14 września 1944 rok ,ulica Senatorska w Skierniewicach.
Parę minut po dziewiątej rano ,,Cygan i ,,Wilczek,, weszli do zakładu fryzjerskiego p. Kwiatkowskiego w którym było kilka osób .Jednym z klientów, który właśnie siedział na fotelu fryzjera był żandarm za którym od rana chodzili chłopcy ,Józef Dworczyński ps.,,Cygan ,, i Wiesław Płoński ps.,,Wilczek,,.
Usiedli na stołkach ,poczekali do zakończenia strzyżenia i golenia żandarma .
Gdy ten wstał ,Płoński wyją pistolet …"W imieniu Polski Podziemnej…(nie dokończył) strzelił żandarm padł martwy to za ,,Murzynka,, .
Tak ginie drugi z oprawców ,który przyczynił się do śmierci Stefana Drążkiewicza ps.,,Murzynek,, na posterunku żandarmerii w Skierniewicach.
Dwa dni wcześniej 12 września koło apteki w Rynku w Skierniewicach grupa żołnierzy AK ,w której składzie byli :
Władysław Baran ,,Lord,,
Józef Dworzyński ,,Cygan,,
Jan Osypiński ,,Nożyk,,
napotkali dwóch żandarmów ,jeden z nich był podobny do oprawcy ,,Murzynka ,, ,,Nożyk,, zastrzelił go ,drugi z żandarmów zdołał uciec.
Kontrwywiad AK ustalił ,że Niemcy zorientowali się ,iż wyroki egzekucje na żandarmach były zemstą za ,,Murzynka,,.
Niemcy na podstawie list imiennych przeprowadzają aresztowania i dokonują egzekucji 20 Polaków w lesie Zwierzyniec 17 września 1944 r.
Nie powstrzymało to kolegów ,,Murzynka ,do dopadnięcia trzeciego żandarma ,którego przeniesiono do Sochaczewa a następnie do Łowicza .
Grudzień 1944 rok lokal RGO w Łowiczu .
Do zamknięcia biura pozostało kilka minut ,w poczekalni znajduje się sporo ludzi ,a wśród nich żandarm do którego podchodzi ,,Andrzej ,,i pyta Pan P.? Tak – pada odpowiedz .To ja mam do Pana interes .Wyjmuje pistolet i mówi pozdrowienia od Stefana Drążkiewicza ,pada strzał prosto w głowę .,,Andrzej ,,Wiesław Ryk wychodzi z lokalu ,zabiera kolegów ,którzy stanowili ubezpieczenie akcji Jana i Henryka Rybusów ze wsi Bocheń koło Łowicza .
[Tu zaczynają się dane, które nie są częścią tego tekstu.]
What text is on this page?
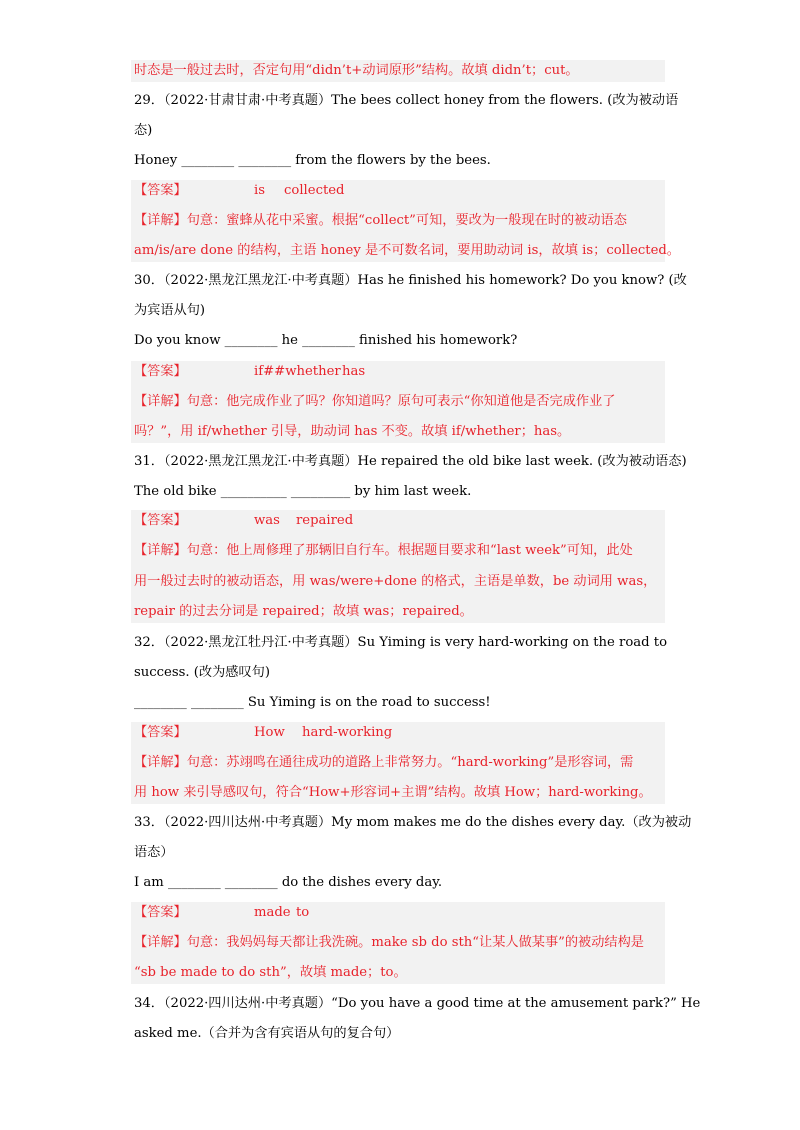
时态是一般过去时，否定句用“didn’t+动词原形”结构。故填 didn’t；cut。
29．（2022·甘肃甘肃·中考真题）The bees collect honey from the flowers. (改为被动语
态)
Honey ________ ________ from the flowers by the bees.
【答案】	is collected
【详解】句意：蜜蜂从花中采蜜。根据“collect”可知，要改为一般现在时的被动语态
am/is/are done 的结构，主语 honey 是不可数名词，要用助动词 is，故填 is；collected。
30．（2022·黑龙江黑龙江·中考真题）Has he finished his homework? Do you know? (改
为宾语从句)
Do you know ________ he ________ finished his homework?
【答案】	if##whetherhas
【详解】句意：他完成作业了吗？你知道吗？原句可表示“你知道他是否完成作业了
吗？”，用 if/whether 引导，助动词 has 不变。故填 if/whether；has。
31．（2022·黑龙江黑龙江·中考真题）He repaired the old bike last week. (改为被动语态)
The old bike __________ _________ by him last week.
【答案】	was repaired
【详解】句意：他上周修理了那辆旧自行车。根据题目要求和“last week”可知，此处
用一般过去时的被动语态，用 was/were+done 的格式，主语是单数，be 动词用 was，
repair 的过去分词是 repaired；故填 was；repaired。
32．（2022·黑龙江牡丹江·中考真题）Su Yiming is very hard-working on the road to
success. (改为感叹句)
________ ________ Su Yiming is on the road to success!
【答案】	How hard-working
【详解】句意：苏翊鸣在通往成功的道路上非常努力。“hard-working”是形容词，需
用 how 来引导感叹句，符合“How+形容词+主谓”结构。故填 How；hard-working。
33．（2022·四川达州·中考真题）My mom makes me do the dishes every day.（改为被动
语态）
I am ________ ________ do the dishes every day.
【答案】	made to
【详解】句意：我妈妈每天都让我洗碗。make sb do sth“让某人做某事”的被动结构是
“sb be made to do sth”，故填 made；to。
34．（2022·四川达州·中考真题）“Do you have a good time at the amusement park?” He
asked me.（合并为含有宾语从句的复合句）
Zemsta dokonana przez kolegów nie przywróciła życia temu wspaniałemu żołnierzowi.
,,Murzynek,, to legenda skierniewickiej konspiracji, ale to materiał na osobny post.
17 września 1944 roku w skierniewickim Zwierzyńcu doszło do zbrodni wojennej popełnionej na mieszkańcach Skierniewic i okolic. Był to odwet za zastrzelenie przez AK niemieckiego żandarma. Śledztwo w sprawie zamachu, prowadzone przez Łowickie Gestapo, nie ujawniło sprawców, dlatego skazano na śmierć 20 zakładników. Zbrodni prawdopodobnie dokonał pluton żandarmerii polowej z Bolimowa.
Zwłoki rozstrzelanych spoczęły w zbiorowej mogile w lesie. Dziś sam pomnik upamiętnia, miejsce egzekucji niewinnych ludzi. Po wojnie szczątki rozstrzelanych przeniesiono i pochowano na wojskowym cmentarzu przy ul. Kozietulskiego w Skierniewicach.